Dictionnaire pratique du droit humanitaire

« Mal nommer les choses c’est ajouter au malheur du monde. » Albert Camus.

Agence centrale de recherches (ACR)

L’Agence centrale de recherches (ACR) est un département du Comité international de la Croix-Rouge (CICR) à Genève, qui sert d’intermédiaire pour retrouver des personnes disparues et renouer les contacts entre des individus et leurs proches (famille, amis, etc.) qui ne peuvent plus communiquer entre eux en raison d’un conflit, de troubles et tensions internes, de catastrophe naturelle, etc.

Le droit international humanitaire consacre le principe de l’intégrité de la famille, le droit à la correspondance familiale et le droit des familles de connaître le sort de leurs membres. C’est pourquoi les Conventions de Genève organisent un système par lequel les renseignements sont collectés et transmis aux familles par l’intermédiaire d’une Agence centrale de renseignements et de bureaux nationaux de renseignements (BNR) que les parties au conflit sont tenues de créer (GI art. 16 ; GII art. 19 ; GIII art. 122 et 123 ; GIV art. 136 à 140). L’Agence centrale de renseignements a été remplacée par l’ACR du CICR. Le droit international humanitaire coutumier prescrit également qu’en situation de conflit armé, international comme non international, chaque partie au conflit doit prendre toutes les mesures pratiquement possibles pour élucider le sort des personnes portées disparues par suite d’un conflit armé, et doit transmettre aux membres de leur famille toutes les informations dont elle dispose à leur sujet (règle 117 de l’étude sur les règles du droit international humanitaire coutumier publiée en 2005 par le CICR).

En période de conflit armé international, l’ACR agit en liaison avec les BNR. En l’absence des BNR, ou titre auxiliaire, les sociétés nationales de la Croix-Rouge et du Croissant-Rouge jouent un rôle important.

Dans tous les autres types de situations, l’ACR peut également proposer ses activités, en vertu du droit d’initiative du CICR et de son rôle d’intermédiaire neutre.

Dans toutes les situations, les tâches de l’ACR sont menées à bien grâce au réseau constitué par les sociétés nationales.

  • Les organisations humanitaires intervenant dans des contextes où les individus ont des difficultés à communiquer avec leurs proches (famille, amis, etc.) peuvent utilement les informer des différentes possibilités de renouer les contacts avec eux : échange de nouvelles, demande de recherches, de renseignements et de regroupement familial.
  • Pour chacune de ces demandes, il existe des formulaires types, disponibles auprès du CICR ou des sociétés nationales de la Croix-Rouge ou du Croissant-Rouge.
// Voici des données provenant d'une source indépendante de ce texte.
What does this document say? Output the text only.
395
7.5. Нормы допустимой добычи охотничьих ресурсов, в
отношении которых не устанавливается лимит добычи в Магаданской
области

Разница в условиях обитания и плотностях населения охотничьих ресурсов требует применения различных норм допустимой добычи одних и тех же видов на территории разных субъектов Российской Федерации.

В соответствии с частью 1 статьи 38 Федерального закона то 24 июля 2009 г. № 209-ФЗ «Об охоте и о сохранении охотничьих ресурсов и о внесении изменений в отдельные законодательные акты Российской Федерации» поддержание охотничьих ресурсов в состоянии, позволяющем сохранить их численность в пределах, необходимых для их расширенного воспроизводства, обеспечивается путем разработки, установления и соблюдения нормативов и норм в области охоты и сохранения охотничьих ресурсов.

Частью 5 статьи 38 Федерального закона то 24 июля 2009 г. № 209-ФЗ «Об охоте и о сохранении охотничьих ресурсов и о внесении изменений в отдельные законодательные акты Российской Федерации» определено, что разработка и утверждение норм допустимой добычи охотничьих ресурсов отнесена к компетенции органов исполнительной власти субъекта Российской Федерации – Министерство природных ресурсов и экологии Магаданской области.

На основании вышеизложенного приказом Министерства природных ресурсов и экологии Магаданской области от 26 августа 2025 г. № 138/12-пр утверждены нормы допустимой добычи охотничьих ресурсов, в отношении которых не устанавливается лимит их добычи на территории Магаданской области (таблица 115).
L’ACR mène cinq activités principales, avec l’aide des sociétés nationales :

  • L’échange de nouvelles. Elle intervient pour que l’échange de nouvelles familiales puisse être maintenu ou rétabli lorsque les moyens de communication habituels sont rendus difficiles ou interrompus par des conflits, des troubles et tensions internes, des catastrophes naturelles…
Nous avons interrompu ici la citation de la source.